Teacher and educational consultant Jiang Xueqin, said that the exam which 18-year-olds sit - the dreaded gaokao - crushes the openness, diversity and risk-taking that might otherwise feed a culture of innovation.

"High school… is basically a military boot camp for test takers… All they do is they eat, they sleep, and they dream the gaokao. And all they're doing is basically memorising answers."

The young Shenzhen entrepreneurs shudder when I ask them about their gaokao years.

Zhang Hao prefers to look forward. He's optimistic about the future for himself and the more innovative China his generation will create.

"This generation will be the group of people who actually push China forward. We are responsible for the future of the country, where it will go."

It's hard not to be affected by this enthusiasm.

Of course, these inventors are a small like-minded community in one corner of the country, but they do represent something new - an emerging creative generation, exactly what the Chinese government says it wants and what so many observers agree that China needs.

Be careful what you wish for

Image source, Getty Images
Image caption,

Will China adapt its one-party political system for the sake of global innovation?

Is this a turning point?
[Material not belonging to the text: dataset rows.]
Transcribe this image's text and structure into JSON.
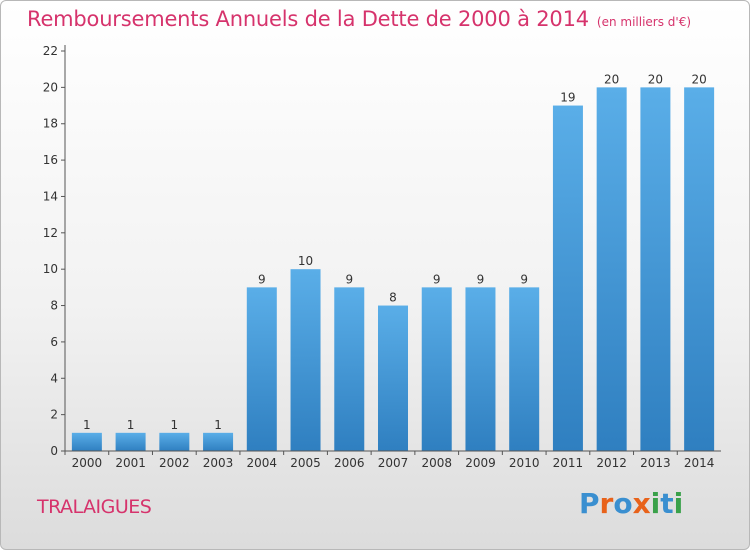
{
  "header": {
    "title": "Remboursements Annuels de la Dette de 2000 à 2014",
    "unit": "(en milliers d'€)"
  },
  "footer": {
    "commune": "TRALAIGUES",
    "logo_text": "Proxiti"
  },
  "colors": {
    "title": "#d6336c",
    "bar_top": "#5aaee8",
    "bar_bottom": "#2f7fc0",
    "logo_letters": [
      "#3a8fd0",
      "#e8621a",
      "#3a8fd0",
      "#e8621a",
      "#3aa14a",
      "#3a8fd0",
      "#3aa14a"
    ]
  },
  "chart_data": {
    "type": "bar",
    "categories": [
      "2000",
      "2001",
      "2002",
      "2003",
      "2004",
      "2005",
      "2006",
      "2007",
      "2008",
      "2009",
      "2010",
      "2011",
      "2012",
      "2013",
      "2014"
    ],
    "values": [
      1,
      1,
      1,
      1,
      9,
      10,
      9,
      8,
      9,
      9,
      9,
      19,
      20,
      20,
      20
    ],
    "data_labels": [
      "1",
      "1",
      "1",
      "1",
      "9",
      "10",
      "9",
      "8",
      "9",
      "9",
      "9",
      "19",
      "20",
      "20",
      "20"
    ],
    "yticks": [
      0,
      2,
      4,
      6,
      8,
      10,
      12,
      14,
      16,
      18,
      20,
      22
    ],
    "ylim": [
      0,
      22
    ],
    "grid": false,
    "legend": "none"
  }
}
A China which is prepared to change everything from education to economic structures for the sake of innovation?

It's very hard to judge.

Jiang Xueqin warned that looking further into China's future, a culture of innovation may bring risks for the country's authoritarian one-party political system.

We know that the creative classes push boundaries, they ask questions, they question authority, that's how they become creative….this means the transformation of Chinese society. And the political system.

The government wants innovation, but it also wants control and no-one yet knows whether it can have both.

This is the paradox at the heart of China's future.